BC Henry spent the last three decades of the nineteenth century in Guangdong proselytising, teaching divinity, and collecting plants. Such were his botanical contributions there is even a rhododendron named after him – Henry’s Red, a highly valued landscape ornamental. In his 1886 book Ling-Nam (basically a catch all term for Southern China not dissimilar to what is now more boringly referred to as the Greater Bay Area) he takes us through the narrow streets of Canton (Guangzhou) he came to know so well. Temples, tradesmen, hawkers, and monks proliferate. But the uniqueness of Ling-Nam is that Henry was the first westerner to seriously explore life on Hainan Island. In the 1880s Hainan is remote, barely known even to those closest on the mainland. Nothing more than subsistence coconut farming, a little fishing, and remote villages. For those that have visited Hainan – now the “Hawaii of China” and the permanent home of Miss World! – it is an eye opener to the island 130 years ago. Henry was a missionary, but in these excerpts from Ling-Nam his stubborn Christian certainties are kept to a minimum and we focus on the laneways of Canton and the unknown hamlets of Hainan. 

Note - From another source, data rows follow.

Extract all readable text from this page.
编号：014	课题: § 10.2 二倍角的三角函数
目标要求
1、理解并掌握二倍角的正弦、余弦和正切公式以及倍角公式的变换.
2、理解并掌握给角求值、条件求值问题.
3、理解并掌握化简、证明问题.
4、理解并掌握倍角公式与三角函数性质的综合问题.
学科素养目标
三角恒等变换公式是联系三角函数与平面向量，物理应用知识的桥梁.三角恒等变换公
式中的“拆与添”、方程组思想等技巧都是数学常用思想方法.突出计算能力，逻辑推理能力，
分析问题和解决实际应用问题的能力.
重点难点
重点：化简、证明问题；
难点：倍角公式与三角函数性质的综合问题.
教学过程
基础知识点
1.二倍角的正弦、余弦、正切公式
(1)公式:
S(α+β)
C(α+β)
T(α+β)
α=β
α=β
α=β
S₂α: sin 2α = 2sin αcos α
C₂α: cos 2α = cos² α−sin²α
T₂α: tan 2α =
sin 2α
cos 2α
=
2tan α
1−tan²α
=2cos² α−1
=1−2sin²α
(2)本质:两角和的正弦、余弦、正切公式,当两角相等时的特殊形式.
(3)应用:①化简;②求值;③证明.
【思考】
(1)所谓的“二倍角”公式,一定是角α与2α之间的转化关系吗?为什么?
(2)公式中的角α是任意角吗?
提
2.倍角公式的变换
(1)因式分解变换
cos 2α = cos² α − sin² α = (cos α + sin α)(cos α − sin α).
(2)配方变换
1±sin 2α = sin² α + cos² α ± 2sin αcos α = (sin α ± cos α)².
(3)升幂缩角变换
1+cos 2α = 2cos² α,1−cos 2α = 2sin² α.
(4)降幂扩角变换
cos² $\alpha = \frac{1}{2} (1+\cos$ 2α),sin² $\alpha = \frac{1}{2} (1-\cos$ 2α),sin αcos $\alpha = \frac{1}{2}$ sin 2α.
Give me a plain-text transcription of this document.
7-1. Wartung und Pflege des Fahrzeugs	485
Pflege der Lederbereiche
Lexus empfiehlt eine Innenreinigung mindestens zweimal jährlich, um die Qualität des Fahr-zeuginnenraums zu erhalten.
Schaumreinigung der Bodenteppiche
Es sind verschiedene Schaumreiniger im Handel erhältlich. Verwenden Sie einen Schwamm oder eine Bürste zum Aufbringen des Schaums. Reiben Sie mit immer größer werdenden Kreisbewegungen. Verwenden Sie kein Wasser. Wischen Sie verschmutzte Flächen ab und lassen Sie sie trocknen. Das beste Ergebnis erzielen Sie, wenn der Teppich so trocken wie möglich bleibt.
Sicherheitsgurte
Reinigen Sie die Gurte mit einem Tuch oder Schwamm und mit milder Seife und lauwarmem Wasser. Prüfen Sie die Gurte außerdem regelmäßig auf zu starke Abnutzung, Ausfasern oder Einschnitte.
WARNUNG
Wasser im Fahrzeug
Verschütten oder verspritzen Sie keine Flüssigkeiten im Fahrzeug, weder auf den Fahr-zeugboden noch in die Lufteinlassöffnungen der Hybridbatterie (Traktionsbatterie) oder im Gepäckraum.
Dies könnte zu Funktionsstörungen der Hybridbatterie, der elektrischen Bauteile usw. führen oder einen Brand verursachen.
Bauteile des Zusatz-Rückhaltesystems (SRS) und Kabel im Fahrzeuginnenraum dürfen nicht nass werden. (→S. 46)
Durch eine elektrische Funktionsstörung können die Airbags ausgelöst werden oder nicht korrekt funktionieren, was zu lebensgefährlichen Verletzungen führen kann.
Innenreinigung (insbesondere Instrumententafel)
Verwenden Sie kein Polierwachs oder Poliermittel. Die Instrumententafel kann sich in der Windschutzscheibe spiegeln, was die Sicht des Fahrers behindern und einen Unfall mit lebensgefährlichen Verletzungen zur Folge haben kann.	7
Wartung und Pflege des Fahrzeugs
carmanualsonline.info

Constance Gordon-Cumming was no less certain of her Christian faith or the supremacy of the British Empire, but in her book Wanderings in China we get a first-hand account of the 1878 Great Fire of Hong Kong. On Christmas Day the entire Mid-Levels district was burnt to the ground. Wander through the narrow streets of the area today and it is a charming cluster of independent shops and restaurants in stone shop-house-style buildings. But these replaced the burnt and gutted wooden Chinese merchant stores that existed before. Constance saw it all and wrote it all up. She also takes an extended walk through old Canton and then finally visits Happy Valley for race day in February 1879. 

And finally Harry Hervey. Harry so wanted to see China he had perhaps fixed his ideas of the country before he came – exotic being what he so desperately wanted to find. Perhaps his book, Where Strange Gods Call (1924) is an example of a travel writer’s “confirmatory analysis” – he sees China as he wants it to be, rather than as it is. But he has a highly descriptive stream-of-consciousness prose that is engaging. Hervey takes us through Hong Kong’s Kennedy Town, then a district of opium dens, brothels, and variegated Cantonese opera theatres from high to low. As a dedicated Bohemian he is thrilled to finally find himself in a Macao casino. But then in Canton, again wandering those narrow streets (importantly just before Governor Chen Jitang’s extensive bulldozing and modernising of the city that eradicated so much of old Canton) Hervey unexpectedly encountered Dr Sun Yat-sen. He subsequently secured what may have been (as Sun died in early 1925) one of the last interviews with the creator of the Chinese Republic. 

Details: the volumes in China Revisited are published in paperback by Blacksmith Books (Hong Kong), priced in local currencies. Volume 4 will be published later in 2023 with new books following at 6-month intervals.